The following day at work she abruptly decides to go into a dark storeroom where she proceeds to rip open her stitches and inflict more injuries to her injured leg with the help of a steel door hinge she finds lying around. It seems that the sight of her wounds and her blood pleases her. Once again her boyfriend is shocked and angry with her, but she promises that it will not happen again even though she has no apparent reason for her behaviour. At a business dinner Esther starts to see one of her lower arms as though it were cut off from her bicep, and this prompts her to stick a knife into it. She excuses herself and tries to hide in the restaurant’s wine cellar so she can cut herself more but some blood is noticed by the staff so she has to leave. She decides to book herself into a hotel room where she proceeds to cut up one of her arms through which she sucks out blood, some bits of flesh and skin. She covers this episode up by making it seem as though she had a car accident. After a while she books herself into another hotel room and proceeds to really cut up herself at various points, suck blood, flesh and tear off skin.
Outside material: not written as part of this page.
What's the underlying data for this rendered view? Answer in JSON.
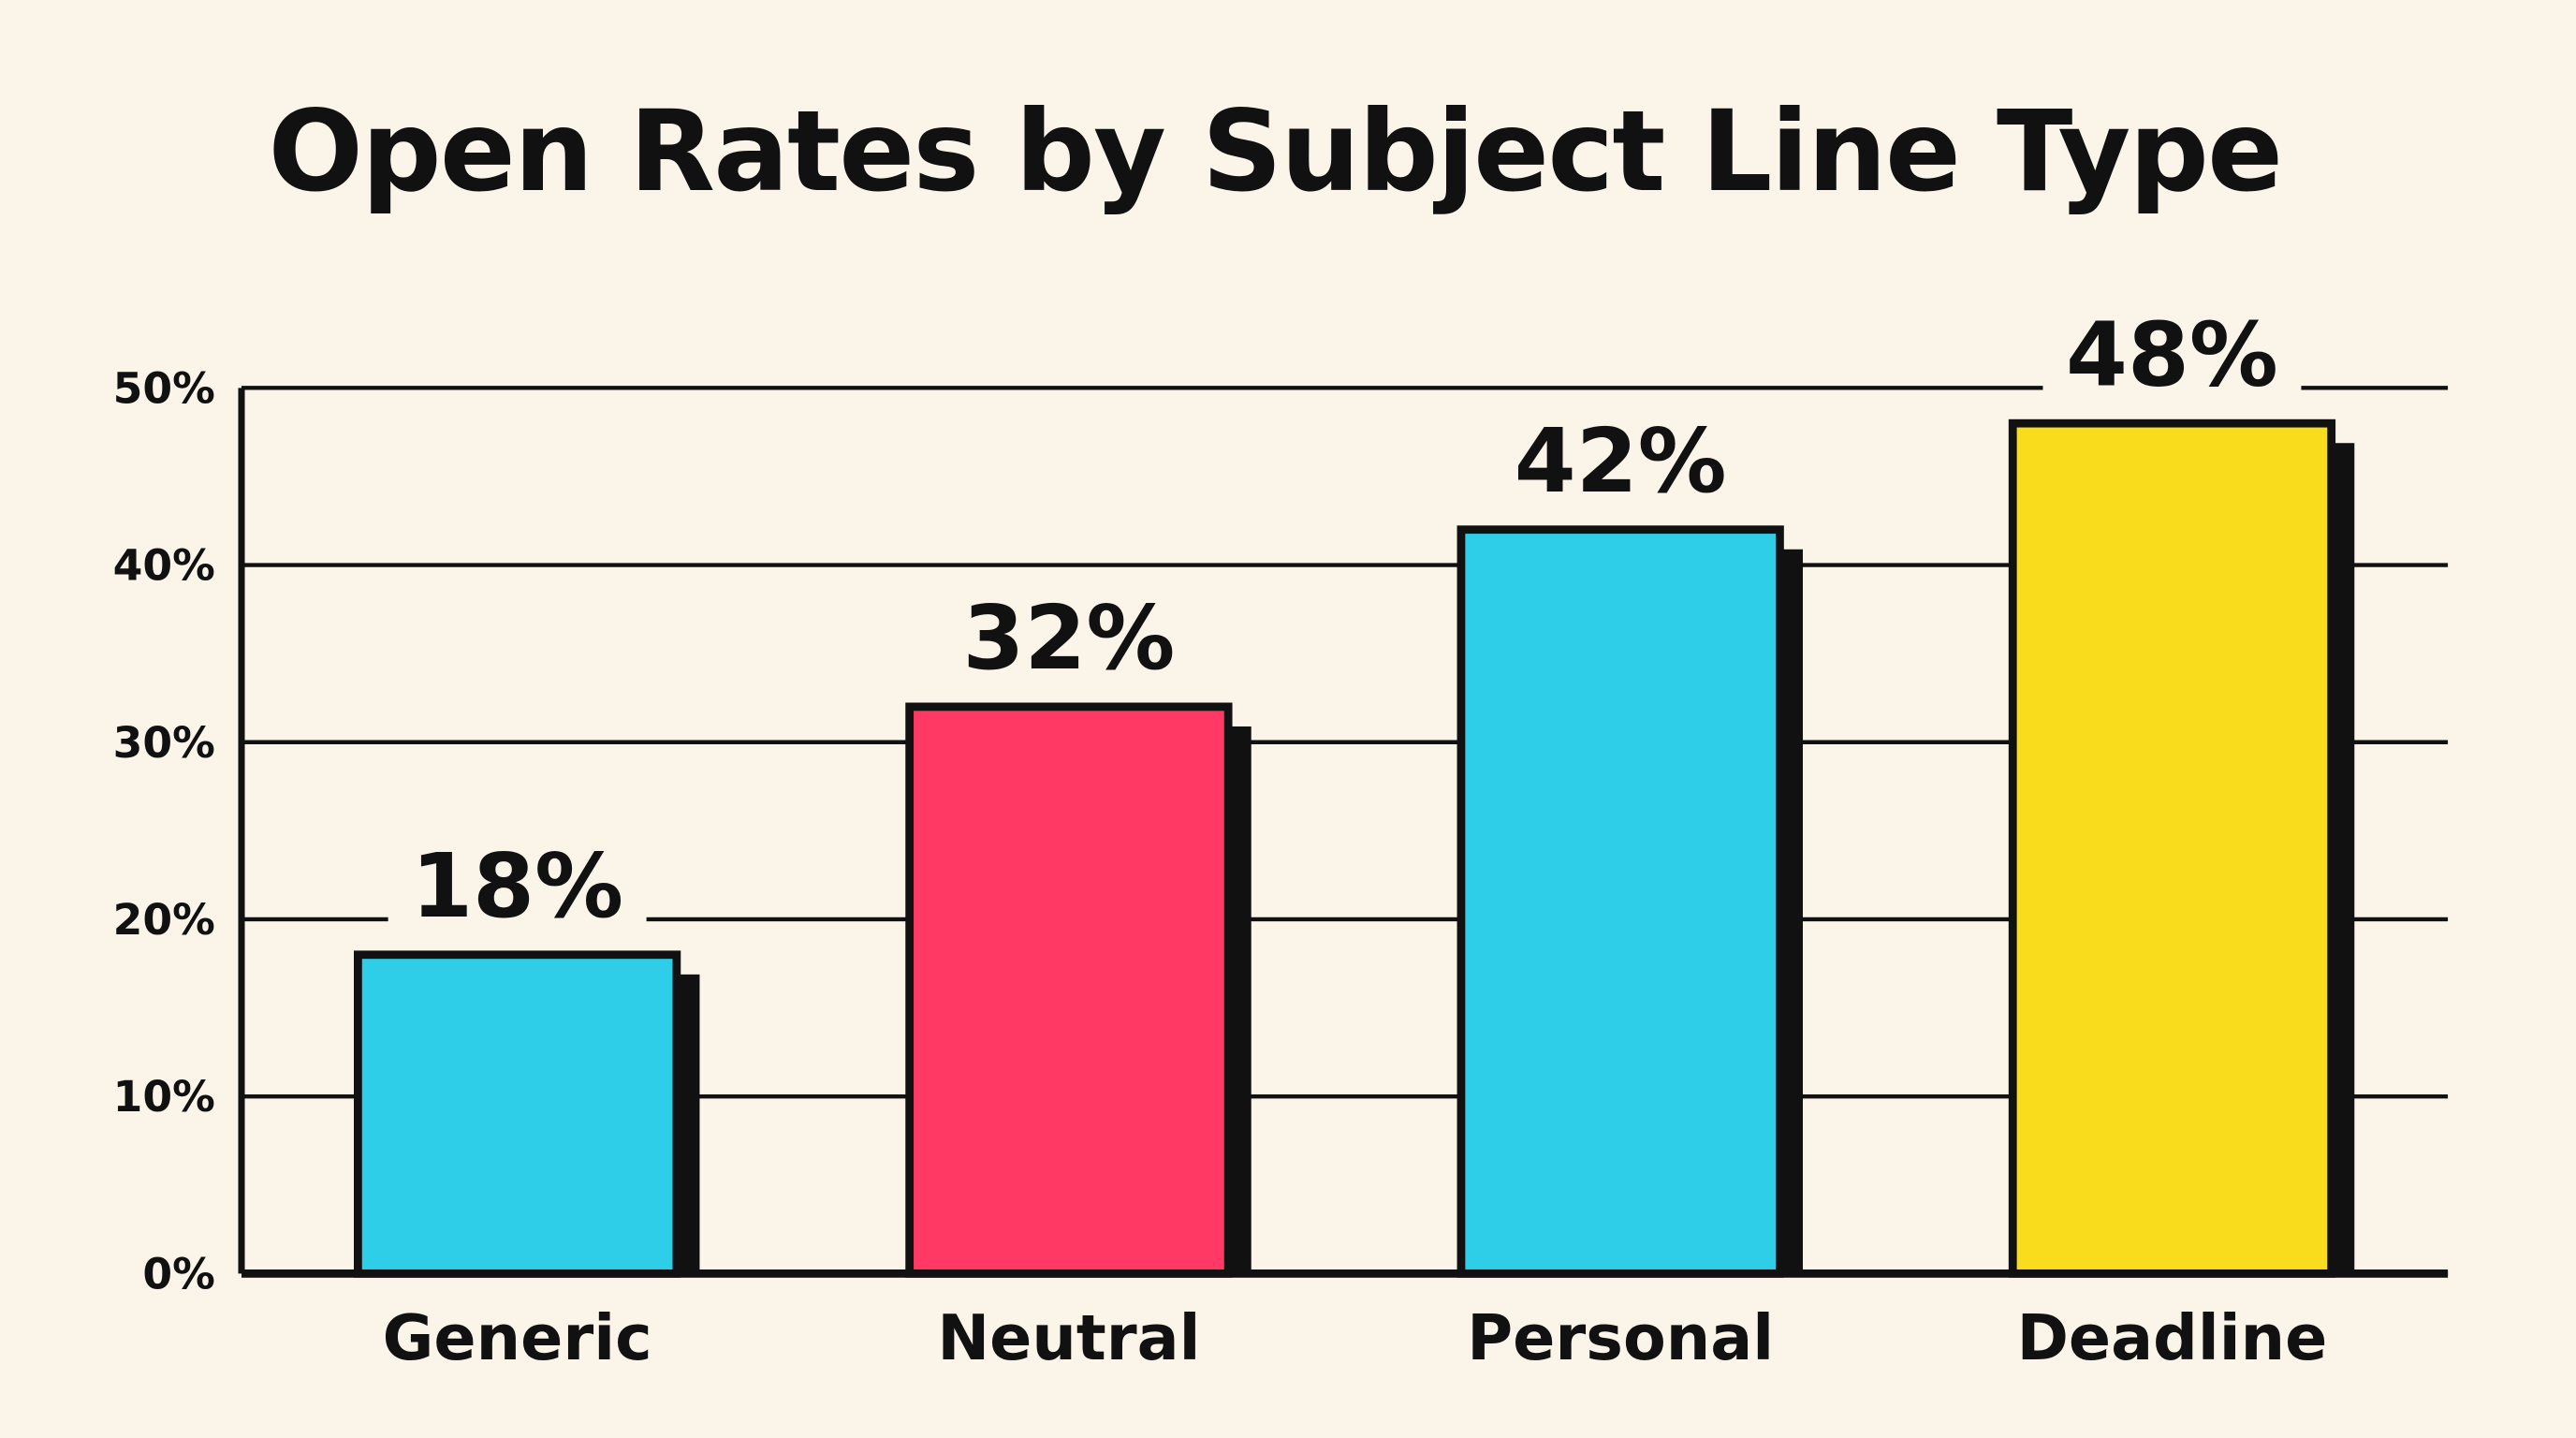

Now I wish I could say that there was more to this film but alas it seems that there was not. It is not made clear whether the wounds had a sexual, cannibalistic, or mental appeal to Esther and as such it is up to you to decide which one suits you the viewer. This was an interesting idea considering the obsession that the world has with the body in this day and age but in this film it is not explored from that viewpoint. All in all this is for fans of gore and quite frankly it is not worth the trip to the cinema at all.